La Cour a publié ce jeudi sa décision: celle de ne rien décider. Le TF reconnaît l’intérêt de la demande, mais trouve injustifié de se prononcer à ce stade. «Le Tribunal pourrait examiner les questions soulevées dans un cas similaire, pour autant que les interventions contestées, contrairement à ce qui s’est passé dans la présente affaire, aient eu une incidence sur le résultat du vote», dit-il. En clair: revenez nous voir le jour où les Églises auront fait pencher la balance dans leur sens, mais laissez-nous tranquilles tant qu’elles perdent.

Les Jeunes libéraux-radicaux regrettent la non-décision du TF, mais se félicitent d’avoir pu lancer le débat. «Le TF ne donne en aucun cas le feu vert aux Églises pour s’engager dans de prochaines campagnes, bien au contraire. C’est un avertissement: si l’intervention des Églises devait influencer le résultat d’une votation à l’avenir, le TF se permettra de clarifier si elles peuvent s’investir ou non», note la section du parti.
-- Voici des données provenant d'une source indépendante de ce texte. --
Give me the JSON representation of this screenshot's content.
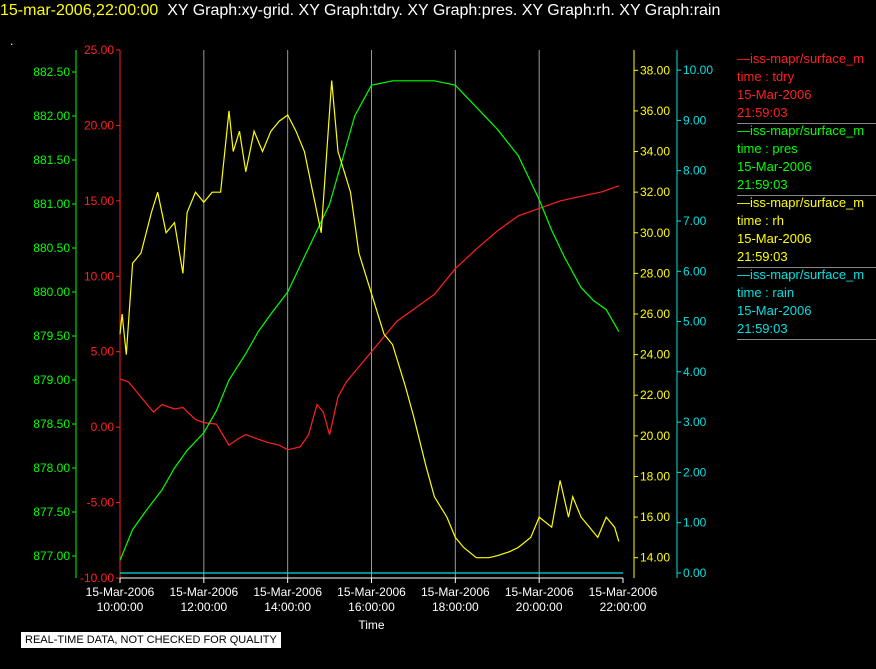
{
  "header": {
    "timestamp": "15-mar-2006,22:00:00",
    "titles": "XY Graph:xy-grid.  XY Graph:tdry.  XY Graph:pres.  XY Graph:rh.  XY Graph:rain",
    "dot": "."
  },
  "notice": "REAL-TIME DATA, NOT CHECKED FOR QUALITY",
  "legend": [
    {
      "line": "—iss-mapr/surface_m",
      "var": "time : tdry",
      "date": "15-Mar-2006",
      "time": "21:59:03",
      "color": "#ff2020"
    },
    {
      "line": "—iss-mapr/surface_m",
      "var": "time : pres",
      "date": "15-Mar-2006",
      "time": "21:59:03",
      "color": "#00ff00"
    },
    {
      "line": "—iss-mapr/surface_m",
      "var": "time : rh",
      "date": "15-Mar-2006",
      "time": "21:59:03",
      "color": "#ffff00"
    },
    {
      "line": "—iss-mapr/surface_m",
      "var": "time : rain",
      "date": "15-Mar-2006",
      "time": "21:59:03",
      "color": "#00e0e0"
    }
  ],
  "chart_data": {
    "type": "line",
    "xlabel": "Time",
    "x_ticks": [
      {
        "date": "15-Mar-2006",
        "time": "10:00:00",
        "hour": 10
      },
      {
        "date": "15-Mar-2006",
        "time": "12:00:00",
        "hour": 12
      },
      {
        "date": "15-Mar-2006",
        "time": "14:00:00",
        "hour": 14
      },
      {
        "date": "15-Mar-2006",
        "time": "16:00:00",
        "hour": 16
      },
      {
        "date": "15-Mar-2006",
        "time": "18:00:00",
        "hour": 18
      },
      {
        "date": "15-Mar-2006",
        "time": "20:00:00",
        "hour": 20
      },
      {
        "date": "15-Mar-2006",
        "time": "22:00:00",
        "hour": 22
      }
    ],
    "xlim": [
      10,
      22
    ],
    "grid": true,
    "axes": {
      "tdry": {
        "color": "#ff2020",
        "ylim": [
          -10,
          25
        ],
        "ticks": [
          "-10.00",
          "-5.00",
          "0.00",
          "5.00",
          "10.00",
          "15.00",
          "20.00",
          "25.00"
        ]
      },
      "pres": {
        "color": "#00ff00",
        "ylim": [
          876.75,
          882.75
        ],
        "ticks": [
          "877.00",
          "877.50",
          "878.00",
          "878.50",
          "879.00",
          "879.50",
          "880.00",
          "880.50",
          "881.00",
          "881.50",
          "882.00",
          "882.50"
        ]
      },
      "rh": {
        "color": "#ffff00",
        "ylim": [
          13,
          39
        ],
        "ticks": [
          "14.00",
          "16.00",
          "18.00",
          "20.00",
          "22.00",
          "24.00",
          "26.00",
          "28.00",
          "30.00",
          "32.00",
          "34.00",
          "36.00",
          "38.00"
        ]
      },
      "rain": {
        "color": "#00e0e0",
        "ylim": [
          -0.1,
          10.4
        ],
        "ticks": [
          "0.00",
          "1.00",
          "2.00",
          "3.00",
          "4.00",
          "5.00",
          "6.00",
          "7.00",
          "8.00",
          "9.00",
          "10.00"
        ]
      }
    },
    "series": [
      {
        "axis": "tdry",
        "color": "#ff2020",
        "x": [
          10,
          10.2,
          10.5,
          10.8,
          11,
          11.3,
          11.5,
          11.8,
          12,
          12.3,
          12.6,
          12.8,
          13,
          13.3,
          13.5,
          13.8,
          14,
          14.3,
          14.5,
          14.7,
          14.85,
          15,
          15.2,
          15.4,
          15.7,
          16,
          16.3,
          16.6,
          17,
          17.5,
          18,
          18.5,
          19,
          19.5,
          20,
          20.5,
          21,
          21.5,
          21.9
        ],
        "values": [
          3.2,
          3,
          2,
          1,
          1.5,
          1.2,
          1.3,
          0.5,
          0.3,
          0.2,
          -1.2,
          -0.8,
          -0.5,
          -0.8,
          -1,
          -1.2,
          -1.5,
          -1.3,
          -0.5,
          1.5,
          1,
          -0.5,
          2,
          3,
          4,
          5,
          6,
          7,
          7.8,
          8.8,
          10.5,
          11.8,
          13,
          14,
          14.5,
          15,
          15.3,
          15.6,
          16
        ]
      },
      {
        "axis": "pres",
        "color": "#00ff00",
        "x": [
          10,
          10.3,
          10.6,
          11,
          11.3,
          11.6,
          12,
          12.3,
          12.6,
          13,
          13.3,
          13.6,
          14,
          14.3,
          14.6,
          15,
          15.3,
          15.6,
          16,
          16.5,
          17,
          17.5,
          18,
          18.5,
          19,
          19.5,
          20,
          20.3,
          20.6,
          21,
          21.3,
          21.6,
          21.9
        ],
        "values": [
          876.95,
          877.3,
          877.5,
          877.75,
          878,
          878.2,
          878.4,
          878.65,
          879,
          879.3,
          879.55,
          879.75,
          880,
          880.3,
          880.6,
          881,
          881.5,
          882,
          882.35,
          882.4,
          882.4,
          882.4,
          882.35,
          882.1,
          881.85,
          881.55,
          881.05,
          880.7,
          880.4,
          880.05,
          879.9,
          879.8,
          879.55
        ]
      },
      {
        "axis": "rh",
        "color": "#ffff00",
        "x": [
          10,
          10.05,
          10.15,
          10.3,
          10.5,
          10.75,
          10.9,
          11.1,
          11.3,
          11.5,
          11.6,
          11.8,
          12,
          12.2,
          12.4,
          12.6,
          12.7,
          12.85,
          13,
          13.2,
          13.4,
          13.6,
          13.8,
          14,
          14.2,
          14.4,
          14.6,
          14.8,
          14.9,
          15.05,
          15.2,
          15.35,
          15.5,
          15.7,
          16,
          16.3,
          16.5,
          16.8,
          17,
          17.3,
          17.5,
          17.8,
          18,
          18.2,
          18.5,
          18.8,
          19,
          19.3,
          19.5,
          19.8,
          20,
          20.3,
          20.5,
          20.7,
          20.8,
          21,
          21.2,
          21.4,
          21.6,
          21.8,
          21.9
        ],
        "values": [
          25,
          26,
          24,
          28.5,
          29,
          31,
          32,
          30,
          30.5,
          28,
          31,
          32,
          31.5,
          32,
          32,
          36,
          34,
          35,
          33,
          35,
          34,
          35,
          35.5,
          35.8,
          35,
          34,
          32,
          30,
          33,
          37.5,
          34,
          33,
          32,
          29,
          27,
          25,
          24.5,
          22.5,
          21,
          18.5,
          17,
          16,
          15,
          14.5,
          14,
          14,
          14.1,
          14.3,
          14.5,
          15,
          16,
          15.5,
          17.8,
          16,
          17,
          16,
          15.5,
          15,
          16,
          15.5,
          14.8
        ]
      },
      {
        "axis": "rain",
        "color": "#00e0e0",
        "x": [
          10,
          22
        ],
        "values": [
          0,
          0
        ]
      }
    ]
  }
}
Dans de nombreux cantons, un impôt ecclésiastique est obligatoire. Il est inadmissible que cet argent soit utilisé pour financer des campagnes politiques

Nicolas Jutzet, vice-président des Jeunes libéraux-radicaux suisses

Le mariage de l’Église et de l’État en question

La question pourrait bien vite se poser à nouveau. Le peuple devrait voter, probablement cet automne, sur le «mariage pour tous» et le don de sperme pour les couples de femmes. Il est là aussi probable que des Églises prennent position. «Il faut voir le bon côté des choses: chaque nouvelle campagne augmente le nombre de personnes qui dénoncent leur engagement. Une campagne contre le «mariage pour tous» risque d’énerver beaucoup de citoyens», anticipe le vice-président des JLRS, Nicolas Jutzet.

Le Neuchâtelois rappelle pourtant qu’il n’est pas contre la liberté de parole des Églises par principe, mais uniquement tant que celles-ci seront financées, au moins en partie, par l’argent des contribuables. «Aujourd’hui, dans de nombreux cantons, il est encore obligatoire de payer un impôt ecclésiastique. Il est inadmissible que cet argent soit utilisé de manière directe ou indirecte pour financer des campagnes politiques», affirme Nicolas Jutzet.